Author: Danielle Novick
Last Update: February 23, 2017
Creation Date: October 24, 2017
Modified Date: Febuary 28, 2018 by M. Joseph Tomlinson IV
Created Summary Report file, Built in ability to Change Databases and Perform Organism Searches, Split the Blast results into two files (Hit vs. No Hits), Fixed some minor issues
This program takes a sample of sequences from a fastq file, trims the low quality ends, BLASTs them, fetches additional info from NCBI, and produces a tabular report.
Python 3 + the following packages
- biopython (download here: http://biopython.org/wiki/Download)
- urllib
- sys
- random
- argparse
- time
- collections
- numpy
To run the program with all default settings, use the following command.
python <scriptname> <filename> --email <email>
For example,
python FastqBLAST.py demo_data.fastq --email myemail@udel.edu
Running python FastqBLAST.py --help
should return the following help file with information about all of the parameters.

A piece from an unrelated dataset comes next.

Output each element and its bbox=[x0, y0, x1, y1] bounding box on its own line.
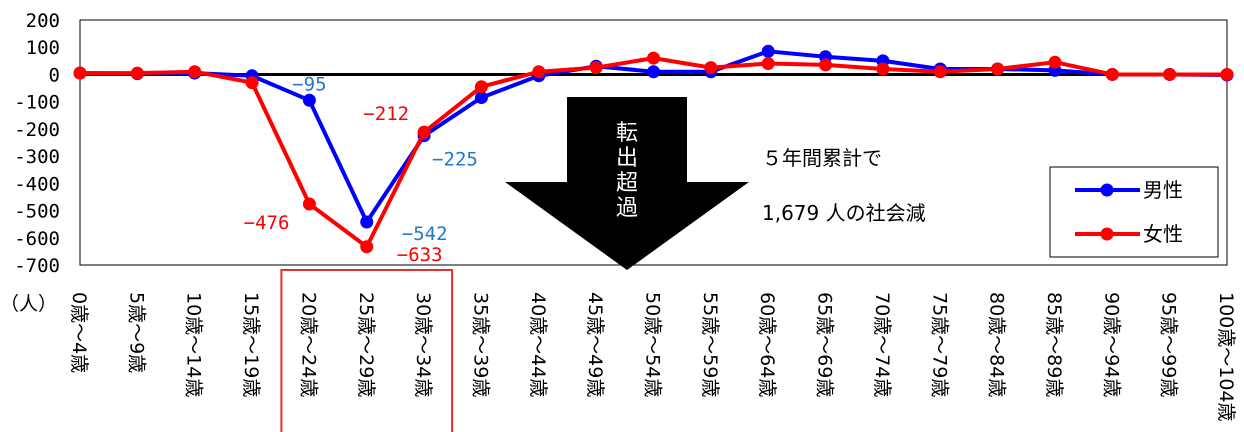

usage: FastqBLAST.py [-h] --email EMAIL [--ascii64 ASCII64] [--nPercent NPERCENT] [--nAbsolute NABSOLUTE] [--leadingQ LEADINGQ] [--trailingQ TRAILINGQ] [--hitlistSize HITLISTSIZE] [--database DATABASE] filename This script takes a sample of sequences from a fastq file, trims the low quality ends, BLASTs them, fetches additional info from NCBI, and produces a report. positional arguments: filename The filename of the fastq file you wish to sample and BLAST optional arguments: -h, --help show this help message and exit --ascii64 ASCII64, -a ASCII64 Select true if Phred quality scores are encoded as ASCII 64 (most are ASCII 33), default is False --nPercent NPERCENT, -np NPERCENT A float between 0 and 100, this argument takes precedence over nAbsolute, default is 0 --nAbsolute NABSOLUTE, -na NABSOLUTE An integer between 0 and the number of sequences in your fastq file, this argument is superseded by nPercent, default is 100 --leadingQ LEADINGQ, -lq LEADINGQ The minimum quality required to keep a base at the leading end of a read, default is 20 --trailingQ TRAILINGQ, -tq TRAILINGQ The minimum quality required to keep a base at the trailing end of a read, default is 20 --hitlistSize HITLISTSIZE, -hs HITLISTSIZE The number of blast hits to keep for the final report, default is 1 --taxID TAXID, -ID The specific entrez species ID, to limit the blast search to that organism, default is None Example Species Entrez IDs: chickens - 9031 humans - 9606 mouse - 10090 giant panda - 9646 --database DATABASE, -db DATABASE NCBI database used in blast search, default is nt Example Database Names from NCBI: nt - nucleotide database (sequences from tons of databases) est_human - human subset of EST database est_mouse - mouse subset of EST database Note: EST stands for "Expressed Sequence TAG" There are many more databases that can be blasted and a full breakdown of NCBI databases can be found at the following link: https://www.ncbi.nlm.nih.gov/books/NBK62345/#_blast_ftp_site_The_blastdb_subdirectory/ required named arguments: --email EMAIL, -e EMAIL A valid email address is required to use NCBI tools and will be used if NCBI observes requests that violate their policies.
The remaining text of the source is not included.